Doctors and medical ethicists in the UK are calling for terminally ill patients to have the option of using general anesthesia prior to their death as a way to relieve suffering.
People with terminal illnesses like advanced cancer are often given treatments only meant to ease their pain and improve their quality of life before they die, in what doctors call palliative care. These can include potent painkillers and prolonged sedation. But in a new paper published Wednesday in the journal Anaesthesia, researchers at the University of Oxford say that general anesthesia — drugs used to send a person into full unconsciousness — should be made available to patients who want it.
“Patients have different wishes in relation to suffering and its alleviation,” the study authors wrote. “The desire to be unconscious as a means of eliminating the experience of physical or mental suffering is understandable.”
The care that patients deserve at the end of their lives is a thorny issue among doctors and patient advocates.
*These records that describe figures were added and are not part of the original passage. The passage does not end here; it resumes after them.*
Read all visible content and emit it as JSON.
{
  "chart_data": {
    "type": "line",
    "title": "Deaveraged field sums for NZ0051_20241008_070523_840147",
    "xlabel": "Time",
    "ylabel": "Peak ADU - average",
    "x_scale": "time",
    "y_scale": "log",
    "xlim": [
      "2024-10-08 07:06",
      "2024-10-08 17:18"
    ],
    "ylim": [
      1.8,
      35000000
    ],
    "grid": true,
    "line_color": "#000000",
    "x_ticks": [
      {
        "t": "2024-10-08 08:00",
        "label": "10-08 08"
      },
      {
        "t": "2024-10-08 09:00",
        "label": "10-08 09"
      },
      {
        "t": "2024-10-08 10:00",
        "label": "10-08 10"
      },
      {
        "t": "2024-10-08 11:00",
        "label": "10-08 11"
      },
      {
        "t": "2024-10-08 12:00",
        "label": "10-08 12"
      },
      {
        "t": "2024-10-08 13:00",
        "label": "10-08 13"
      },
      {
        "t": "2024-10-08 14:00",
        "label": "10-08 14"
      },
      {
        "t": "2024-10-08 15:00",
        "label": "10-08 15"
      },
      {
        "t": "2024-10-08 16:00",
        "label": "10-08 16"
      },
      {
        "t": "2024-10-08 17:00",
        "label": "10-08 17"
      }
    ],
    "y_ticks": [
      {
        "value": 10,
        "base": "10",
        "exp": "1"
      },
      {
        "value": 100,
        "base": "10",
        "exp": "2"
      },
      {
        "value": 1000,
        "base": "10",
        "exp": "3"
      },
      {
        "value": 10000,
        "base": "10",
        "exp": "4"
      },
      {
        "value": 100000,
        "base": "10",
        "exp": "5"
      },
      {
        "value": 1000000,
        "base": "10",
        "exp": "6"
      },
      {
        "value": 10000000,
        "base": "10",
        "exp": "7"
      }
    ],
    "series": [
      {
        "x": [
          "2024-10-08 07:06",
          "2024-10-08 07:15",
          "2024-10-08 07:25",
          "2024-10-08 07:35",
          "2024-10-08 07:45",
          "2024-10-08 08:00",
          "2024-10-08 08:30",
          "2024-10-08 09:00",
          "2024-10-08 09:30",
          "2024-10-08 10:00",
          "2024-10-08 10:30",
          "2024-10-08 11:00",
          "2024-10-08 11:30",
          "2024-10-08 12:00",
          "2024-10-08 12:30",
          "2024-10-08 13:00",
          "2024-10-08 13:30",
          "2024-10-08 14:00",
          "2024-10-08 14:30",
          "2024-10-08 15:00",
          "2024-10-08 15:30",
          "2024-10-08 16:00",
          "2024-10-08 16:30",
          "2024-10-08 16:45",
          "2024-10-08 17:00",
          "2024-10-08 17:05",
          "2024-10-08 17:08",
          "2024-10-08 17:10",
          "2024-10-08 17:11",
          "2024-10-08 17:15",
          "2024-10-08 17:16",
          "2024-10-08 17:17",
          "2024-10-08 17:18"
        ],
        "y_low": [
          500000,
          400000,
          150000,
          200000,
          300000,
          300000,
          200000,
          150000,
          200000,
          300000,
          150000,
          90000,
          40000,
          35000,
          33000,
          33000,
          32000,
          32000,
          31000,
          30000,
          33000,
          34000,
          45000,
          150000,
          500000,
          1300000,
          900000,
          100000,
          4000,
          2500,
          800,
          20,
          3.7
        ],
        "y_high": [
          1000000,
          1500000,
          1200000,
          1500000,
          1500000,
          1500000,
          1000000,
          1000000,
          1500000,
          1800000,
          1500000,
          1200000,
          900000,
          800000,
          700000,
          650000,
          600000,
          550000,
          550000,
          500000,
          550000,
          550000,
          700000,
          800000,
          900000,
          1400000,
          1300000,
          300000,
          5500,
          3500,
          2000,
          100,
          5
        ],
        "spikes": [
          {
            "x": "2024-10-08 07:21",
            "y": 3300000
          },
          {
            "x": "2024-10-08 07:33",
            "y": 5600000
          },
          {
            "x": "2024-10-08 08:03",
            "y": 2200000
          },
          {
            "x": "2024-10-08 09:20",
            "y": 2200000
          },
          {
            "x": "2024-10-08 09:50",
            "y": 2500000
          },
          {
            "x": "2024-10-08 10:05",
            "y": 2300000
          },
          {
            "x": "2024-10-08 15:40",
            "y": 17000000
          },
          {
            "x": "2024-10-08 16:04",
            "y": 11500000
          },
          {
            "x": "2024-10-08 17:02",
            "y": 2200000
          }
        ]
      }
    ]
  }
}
Even though prolonged sedation is widely used by doctors treating these patients, for instance, there are still some who caution against its use. Some worry that these sedatives can raise the risk of death, so that some patients die earlier than they would have otherwise, which could then skirt the line between palliative care and assisted dying — a practice that isn’t legalised in much of the world, including most of the U.S. And some people may want their loved ones to avoid sedation so they can be aware enough to say goodbye to their family. General anesthesia, while safe overall, might only increase the relevance of these issues.
Yet the authors point to evidence that sedation isn’t linked to earlier death among terminally ill patients. They also argue that people by and large are comfortable with sedation in palliative care and that many would consider general anesthesia if it were on the table as well. In a recent survey of the British public conducted by one of the current study’s authors published this March, nearly 90% agreed that doctors can ethically give patients sedatives if it helped relieve their suffering; 70% also agreed that these sedatives should be given even if it meant the patient would become completely unconscious; and about two-thirds said they would be ok choosing anesthesia for themselves or a family member.
In the UK, general anesthesia has been sparsely used and described in palliative care since the 1990s, but with no clear guidelines governing its use, according to the study. And it’s still unknown just how many people would take advantage of it over other treatments. But ethically, the authors argue that it’s time for the medical community to create a standard for its use, one that ensures patients and their families fully understand the decision they would be asked to make.
“Even if complete unconsciousness is desired by only a few patients, there is a moral imperative for national anesthesia, palliative care and nursing organisations to prepare for the possibility that general anesthesia in end-of-life care may be requested by some patients, and to work collaboratively to develop clear protocols to address all of the practical, ethical and medicolegal issues concerned,” they wrote.